Whole Dried Chiles? Yes please! - January 2022
In the past 2 weeks, we’ve put stickers and harvest dates on countless bags and filled up each of those bags with the 2021 harvest of WHOLE DRIED CHILES!!!
Last year, our whole dried chiles sold out way faster than we expected (in 2 weeks!) which is why this year we grew both more varieties (seven!) and just more in general - we can’t wait to see what you cook with them.
Ancho! Mulato! Espelette! Yahualica! Cascabel! Guajillo! Red Serrano!
I’m assuming the 600 pounds of whole dried chiles we have will last for many months but honestly, you all continue to surprise me with how much you love our chiles.
What to Make with Whole Dried Chiles
If you are new to whole dried chiles, a great starting place is our Master Salsa Recipe. Or just start by popping a chile or 2 into your next pot of beans! For those looking for more inspiration, you can try Arcelia’s Mole de Pollo and take a look at our growing list of recipes that use whole dried chiles. We’ll keep adding to this list when we find other delicious recipes out there. Found a recipe that you love that uses whole dried chiles? Send a message to firstname.lastname@example.org with the recipe and we’ll add it to the list.

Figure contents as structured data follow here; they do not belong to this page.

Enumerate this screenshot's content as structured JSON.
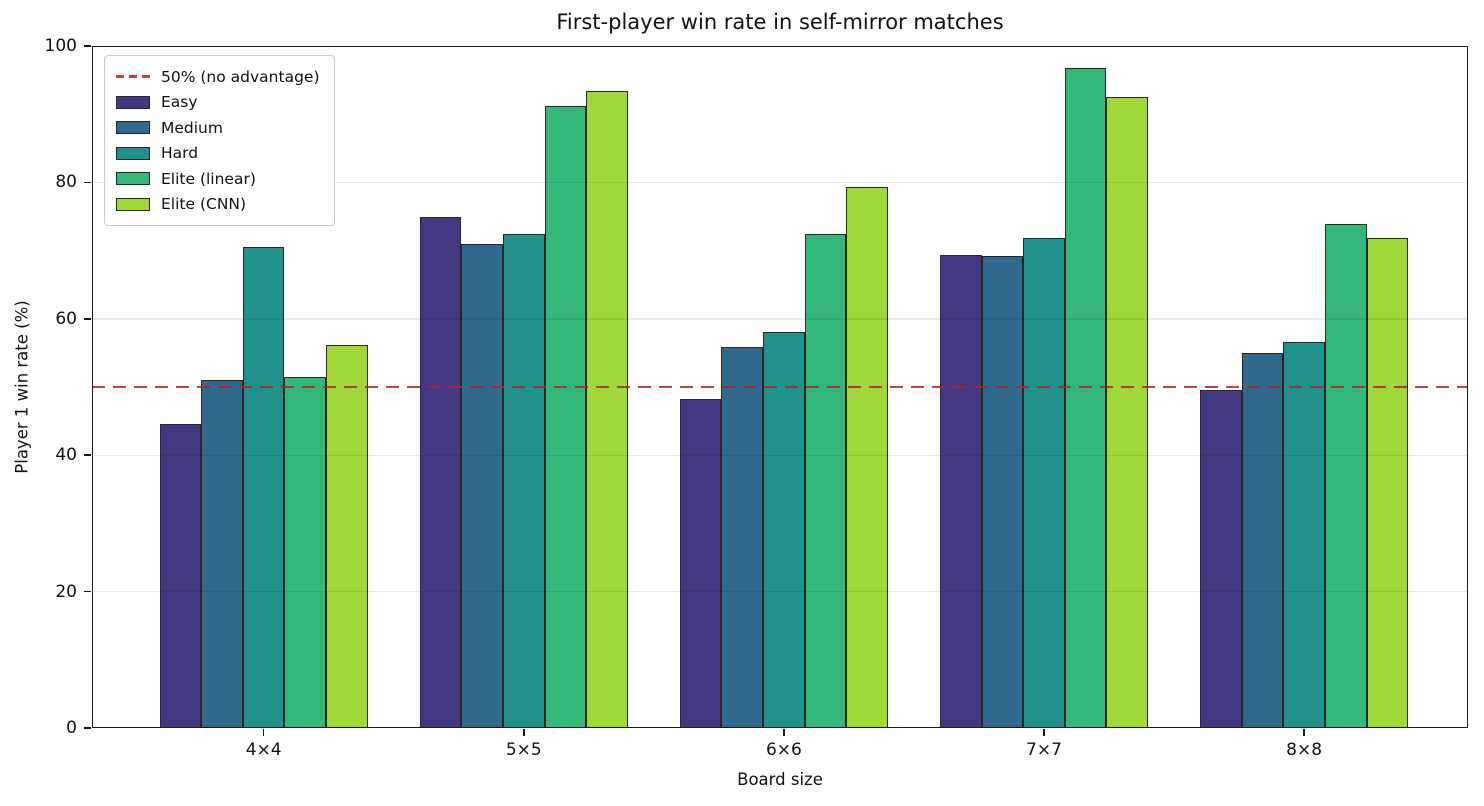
{
  "figure": {
    "title": "First-player win rate in self-mirror matches"
  },
  "chart_data": {
    "type": "bar",
    "title": "First-player win rate in self-mirror matches",
    "xlabel": "Board size",
    "ylabel": "Player 1 win rate (%)",
    "categories": [
      "4×4",
      "5×5",
      "6×6",
      "7×7",
      "8×8"
    ],
    "series": [
      {
        "name": "Easy",
        "color": "#453882",
        "values": [
          44.6,
          75.0,
          48.2,
          69.3,
          49.6
        ]
      },
      {
        "name": "Medium",
        "color": "#31688e",
        "values": [
          51.0,
          70.9,
          55.9,
          69.2,
          55.0
        ]
      },
      {
        "name": "Hard",
        "color": "#21918c",
        "values": [
          70.5,
          72.5,
          58.1,
          71.9,
          56.6
        ]
      },
      {
        "name": "Elite (linear)",
        "color": "#35b779",
        "values": [
          51.5,
          91.2,
          72.5,
          96.8,
          73.9
        ]
      },
      {
        "name": "Elite (CNN)",
        "color": "#9fd838",
        "values": [
          56.2,
          93.4,
          79.4,
          92.5,
          71.9
        ]
      }
    ],
    "reference_line": {
      "value": 50,
      "label": "50% (no advantage)",
      "color": "#b22222",
      "style": "dashed"
    },
    "ylim": [
      0,
      100
    ],
    "yticks": [
      0,
      20,
      40,
      60,
      80,
      100
    ],
    "xlim": [
      -0.66,
      4.63
    ],
    "bar_width": 0.16,
    "grid": "horizontal",
    "legend_position": "upper left",
    "edge_color": "#272727"
  }
}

Notes On 'Sold Out' and Shipping
If you see something go out of stock, it might be that we just need to pack more up. I’ll add a disclaimer to the product listing when we have fully sold out of our inventory of that chile so make sure to sign up for the ‘Back in Stock” emails to ensure you get what you’re looking for. Right now, the only chile we are pretty light on is the ancho.
Additionally, because these chiles are light, but also bulky, it's best to order in quantities of 2, 6 or 10. Odd amounts may result in some ... strangely filled large boxes with high shipping costs.
Winter Rains and Looking Ahead
The rains have poured down on us here in Anderson Valley since the end of October and we’re happy to report that our irrigation pond is filling up. At this time last year, I think we could still see the bottom of the pond and right now, the water level is the highest I’ve ever seen it. We've had over 20 inches of rain and it's only January. There’s daffodils blooming (yes, too early) but the lush winter grasses are tinted yellow after a hard frost and cold weather just before the New Year.
Our cover crop is slowing growing in and we’re already flipping the greenhouse over from chile drying zone to chile growing zone. We’ll wait to start germinating all our seeds till next month but we’re deep in 2022 planning mode with any seeds we need on order and are trying to find the right balance between growth and what our bodies and spirits find realistic and enjoyable. We went a little wild in 2021, growing more varieties of chiles than we ever had before which was utterly exhausting. This year, we’re cutting out what either didn’t work well or was just too much (a sad goodbye to Dakota Black popcorn and Aji Limon chiles that you probably didn’t even know we were growing). Cutting things back a bit and focusing on what we know we're good at will be a welcome change this year.
Oh! Two very lovely articles about us came out at the end of the year. Check out these great pieces from California Grown and Modern Farmer!
What We're Cooking
- I’ve made this new Minestrone Soup with Piment Fried Croutons about 3 times in the past few weeks. It was even part of our Christmas Day meal! It’s nourishing, comforting, and perfect on a rainy/snowy (depending on where you live in the country) evening.
- Also a hit for us at the end of the year was multiple batches of Piment Party Snack Mix. We did not bring it to any parties, but we did eat the majority of it on our own. It’s flavorful, spicy, and a great snack.
- And we’ll continue to work through this list of different foods to cook with whole dried chiles! On our menu for this week is Chili Colorado, and we’ll be giving a go at making Thai Red Curry Paste (both recommended by my all time favorite author Robin Sloan) and Burmese Chicken braised with turmeric and coconut milk!